Kejari Kota Tasikmalaya Paparkan Dampak Korupsi di Hadapan Pejabat  Kementerian, Pemkab dan Pemkot

Kasus korupsi, kejaksaan negeri kota tasikmalaya
Kepala Kejari Kota Tasikmalaya Yusnani SH MH mengisi materi pada Sosialisasi Pengelolaan Bantuan Pemerintah dalam Rangka Pencegahan Korupsi oleh Kementerian Kebudayaan di Hotel Harmoni, Jumat (12/9/2025).
0 Komentar

TASIKMALAYA, RADARTASIK.ID – Kejaksaan Negeri Kota Tasikmalaya memaparkan persoalan korupsi kepada para pejabat kabupaten dan kota Tasikmalaya. Di mana korupsi berdampak negatif terhadap berbagai hal, salah satunya menurunkan kualitas program.

Hal itu disampaikan Kejari Kota Tasikmalaya Yusnani SH MH bersama Jaksa Fungsional, Ibu Yustika SH saat mengisi materi Sosialisasi Pengelolaan Bantuan Pemerintah dalam Rangka Pencegahan Korupsi oleh Kementerian Kebudayaan di Hotel Harmoni, Jumat (12/9/2025).

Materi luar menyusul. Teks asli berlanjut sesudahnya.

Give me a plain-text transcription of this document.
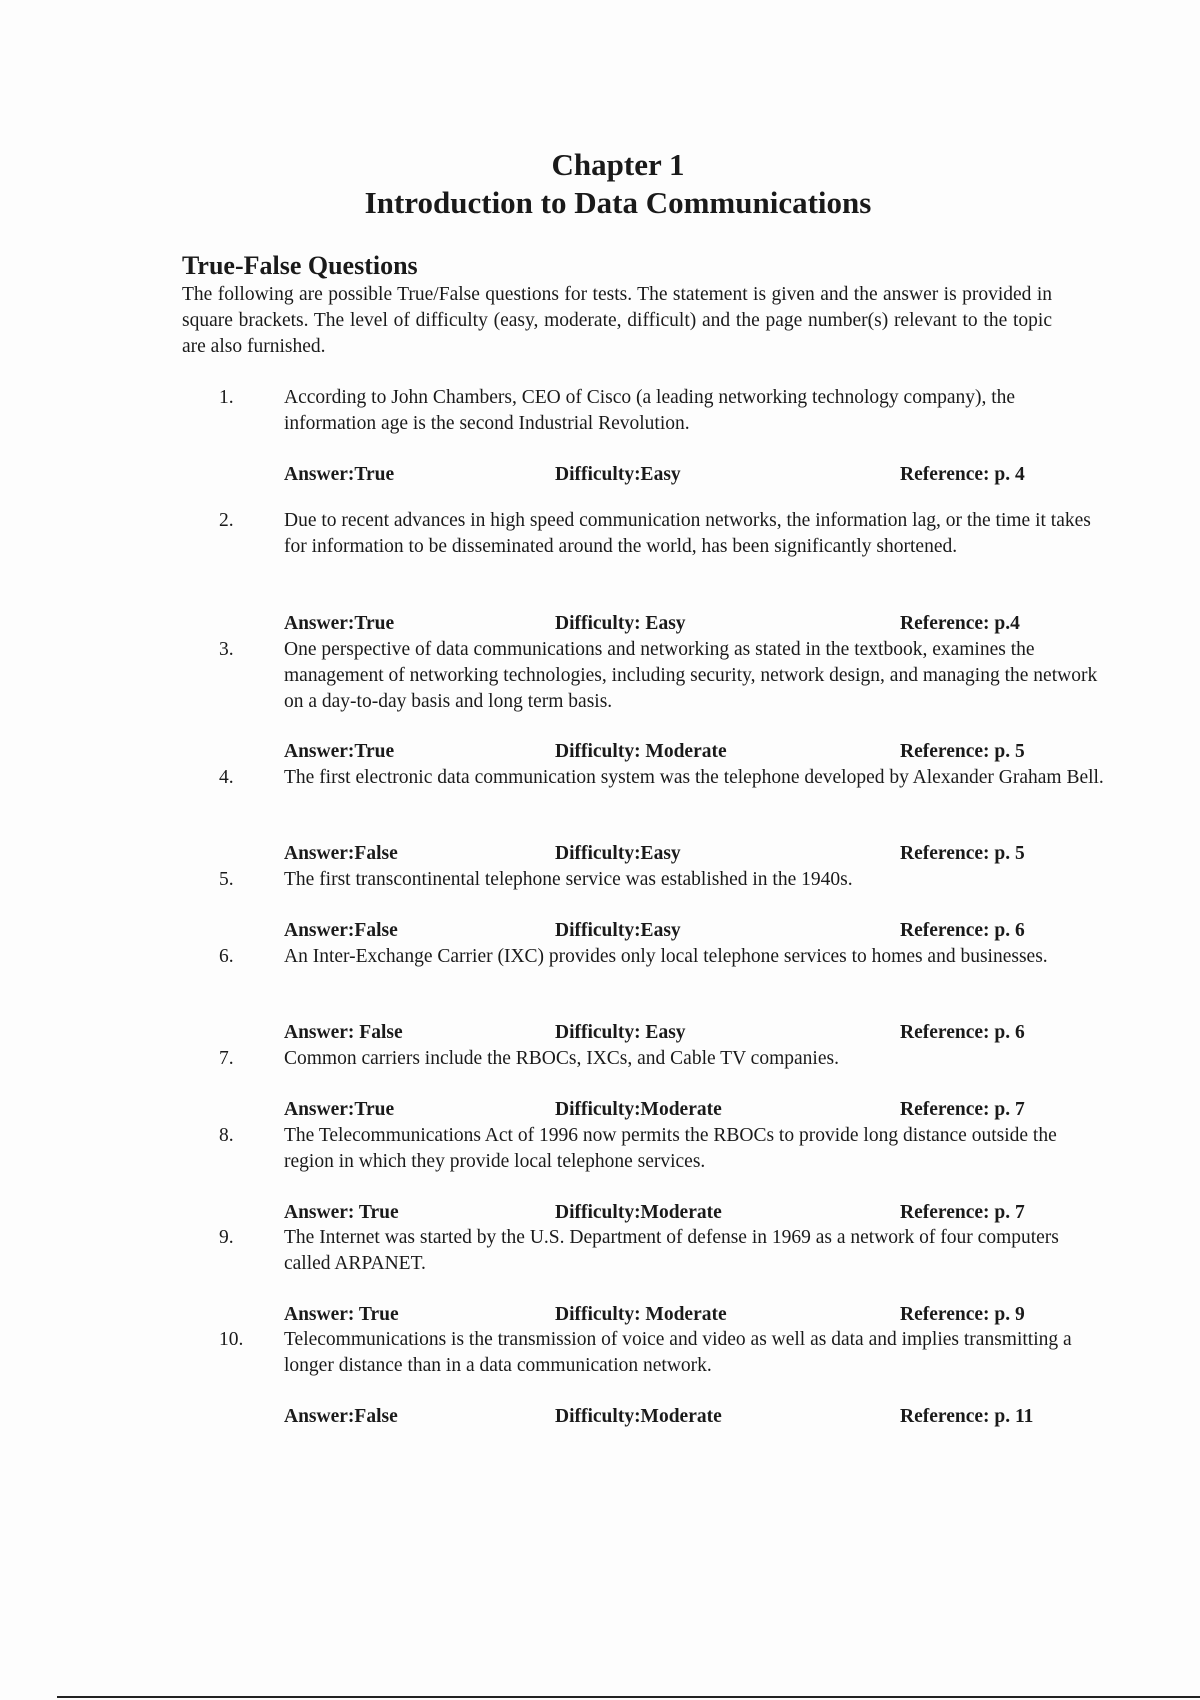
Chapter 1
Introduction to Data Communications
True-False Questions
The following are possible True/False questions for tests. The statement is given and the answer is provided in square brackets. The level of difficulty (easy, moderate, difficult) and the page number(s) relevant to the topic are also furnished.
1.	According to John Chambers, CEO of Cisco (a leading networking technology company), the information age is the second Industrial Revolution.
Answer:True	Difficulty:Easy	Reference: p. 4
2.	Due to recent advances in high speed communication networks, the information lag, or the time it takes for information to be disseminated around the world, has been significantly shortened.
Answer:True	Difficulty: Easy	Reference: p.4
3.	One perspective of data communications and networking as stated in the textbook, examines the management of networking technologies, including security, network design, and managing the network on a day-to-day basis and long term basis.
Answer:True	Difficulty: Moderate	Reference: p. 5
4.	The first electronic data communication system was the telephone developed by Alexander Graham Bell.
Answer:False	Difficulty:Easy	Reference: p. 5
5.	The first transcontinental telephone service was established in the 1940s.
Answer:False	Difficulty:Easy	Reference: p. 6
6.	An Inter-Exchange Carrier (IXC) provides only local telephone services to homes and businesses.
Answer: False	Difficulty: Easy	Reference: p. 6
7.	Common carriers include the RBOCs, IXCs, and Cable TV companies.
Answer:True	Difficulty:Moderate	Reference: p. 7
8.	The Telecommunications Act of 1996 now permits the RBOCs to provide long distance outside the region in which they provide local telephone services.
Answer: True	Difficulty:Moderate	Reference: p. 7
9.	The Internet was started by the U.S. Department of defense in 1969 as a network of four computers called ARPANET.
Answer: True	Difficulty: Moderate	Reference: p. 9
10. Telecommunications is the transmission of voice and video as well as data and implies transmitting a longer distance than in a data communication network.
Answer:False	Difficulty:Moderate	Reference: p. 11
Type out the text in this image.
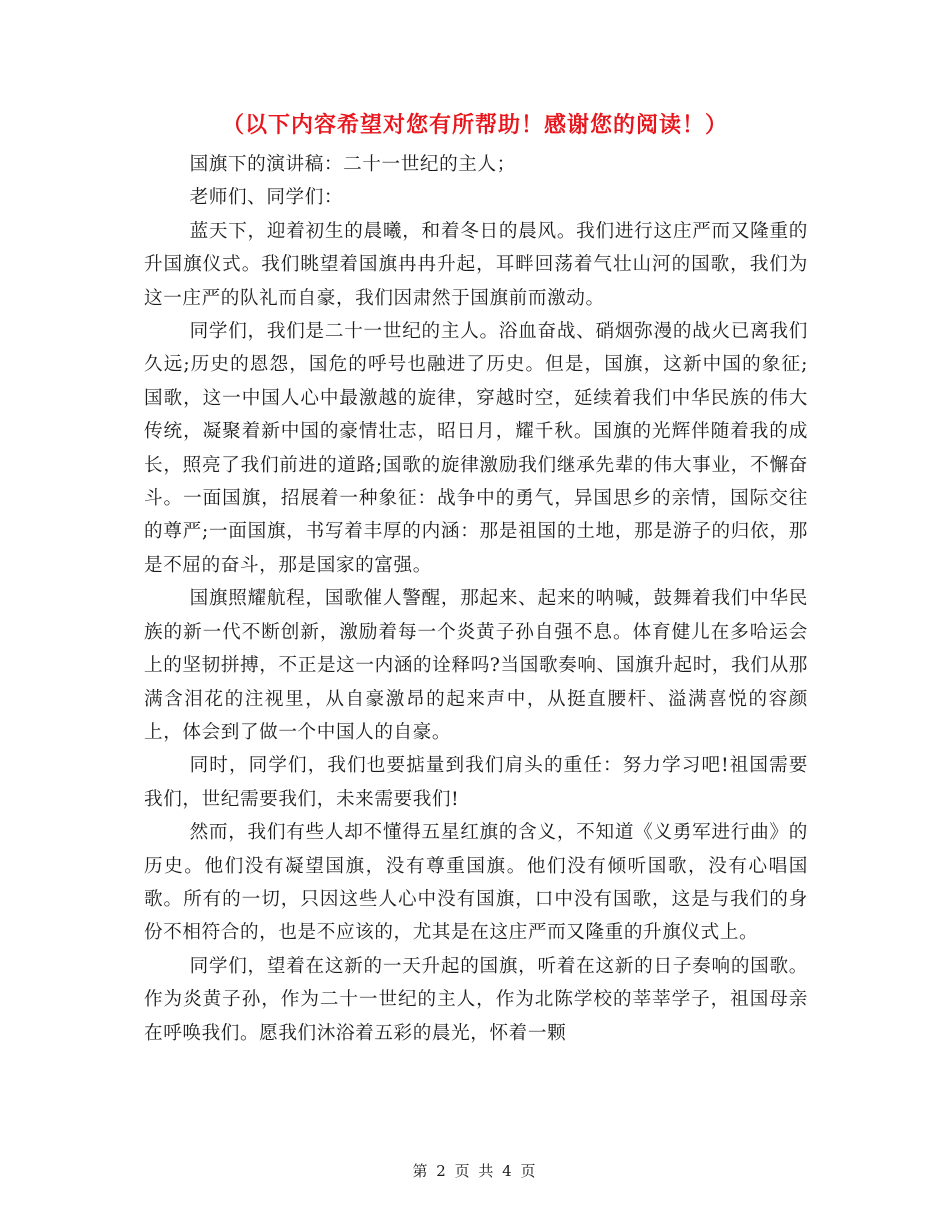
（以下内容希望对您有所帮助！感谢您的阅读！）

国旗下的演讲稿：二十一世纪的主人；

老师们、同学们：

蓝天下，迎着初生的晨曦，和着冬日的晨风。我们进行这庄严而又隆重的升国旗仪式。我们眺望着国旗冉冉升起，耳畔回荡着气壮山河的国歌，我们为这一庄严的队礼而自豪，我们因肃然于国旗前而激动。

同学们，我们是二十一世纪的主人。浴血奋战、硝烟弥漫的战火已离我们久远;历史的恩怨，国危的呼号也融进了历史。但是，国旗，这新中国的象征;国歌，这一中国人心中最激越的旋律，穿越时空，延续着我们中华民族的伟大传统，凝聚着新中国的豪情壮志，昭日月，耀千秋。国旗的光辉伴随着我的成长，照亮了我们前进的道路;国歌的旋律激励我们继承先辈的伟大事业，不懈奋斗。一面国旗，招展着一种象征：战争中的勇气，异国思乡的亲情，国际交往的尊严;一面国旗，书写着丰厚的内涵：那是祖国的土地，那是游子的归依，那是不屈的奋斗，那是国家的富强。

国旗照耀航程，国歌催人警醒，那起来、起来的呐喊，鼓舞着我们中华民族的新一代不断创新，激励着每一个炎黄子孙自强不息。体育健儿在多哈运会上的坚韧拼搏，不正是这一内涵的诠释吗?当国歌奏响、国旗升起时，我们从那满含泪花的注视里，从自豪激昂的起来声中，从挺直腰杆、溢满喜悦的容颜上，体会到了做一个中国人的自豪。

同时，同学们，我们也要掂量到我们肩头的重任：努力学习吧!祖国需要我们，世纪需要我们，未来需要我们!

然而，我们有些人却不懂得五星红旗的含义，不知道《义勇军进行曲》的历史。他们没有凝望国旗，没有尊重国旗。他们没有倾听国歌，没有心唱国歌。所有的一切，只因这些人心中没有国旗，口中没有国歌，这是与我们的身份不相符合的，也是不应该的，尤其是在这庄严而又隆重的升旗仪式上。

同学们，望着在这新的一天升起的国旗，听着在这新的日子奏响的国歌。作为炎黄子孙，作为二十一世纪的主人，作为北陈学校的莘莘学子，祖国母亲在呼唤我们。愿我们沐浴着五彩的晨光，怀着一颗

第 2 页 共 4 页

Pada kesempatan tersebut, kejaksaan menyampaikan secara bahasa korupsi adalah merusak seperti penyakit. Di mana hal tersebut merupakan tindak pidana yang diatur melalui UU No 31 tahun 1999 jo UU nomor 20 tahun 2001. “Korupsi bukan hanya masalah hukum tetapi juga penyakit sosial yang merusak kepercayaan publik,” ungkapnya.

Baca Juga:Dadaha Terbelit Kepentingan, Penataan Butuh Kekuatan Politik DPRD dan Wali Kota TasikmalayaSebagian Sekolah dan Madrasah di Kota Tasikmalaya Belum Terima MBG

Korupsi bukan sekadar mengambil uang dari anggaran program pemerintah, namun ada beberapa kategori perbuatan yang masuk pada tindak pidana korupsi. Di antaranya yakni suap-menyuap, penyalahgunaan jabatan, pemerasan, tindakan curang, konflik kepentingan, dan gratifikasi.

Perbuatan korupsi ini memberikan dampak negatif terhadap berbagai hal, termasuk pada program kebudayaan. Dari mulai meningkatnya biaya operasional, menurunkan kualitas program dan menghambat investasi. “Termasuk menghancurkan kepercayaan publik serta menimbulkan sikap apatis di masyarakat,” katanya.

Untuk itu pemerintah sendiri perlu melakukan berbagai upaya pencegahan agar tindak korupsi tidak sampai terjadi pada program yang dilaksanakan. Di antaranya penguatan transparansi dari mulai prose pengajuan, evaluasi dan penyaluran bantuan, ditambah edukasi integritas melalui pelatihan anti korupsi. “Tidak kalah penting juga menerapkan sistem pengawasan dengan audit internal dan eksternal berkelanjutan,” ujarnya.

Potensi korupsi sendiri bisa terjadi dalam berbagai program pemerintah, dalam hal ini kejaksaan mengungkapkan beberapa contoh kasus pada program kebudayaan. Di antaranya kasus korupsi pengadaan Gamelan di Magetan tahun 2019 dengan nilai proyek Rp 1,1 miliar. “Dalam kasus ini kerugian negara mencapai Rp 520 juta, di mana 17 sekolah gagal menerima gamelan yang layak (kualitas buruk),” terangnya.

Contoh lain yakni kasus korupsi Dinas Kebudayaan DKI Jakarta tahun 2022 sampai 2024 di mana terdapat manipulasi dan penyalahgunaan anggaran. Pada kasus ini, penyidik mengamankan barang bukti uang tunai Rp 1 miliar ditambah ratusan stempel palsu. “Di kasus ini kerugian negara mencapai Rp 36,3 miliar,” tuturnya.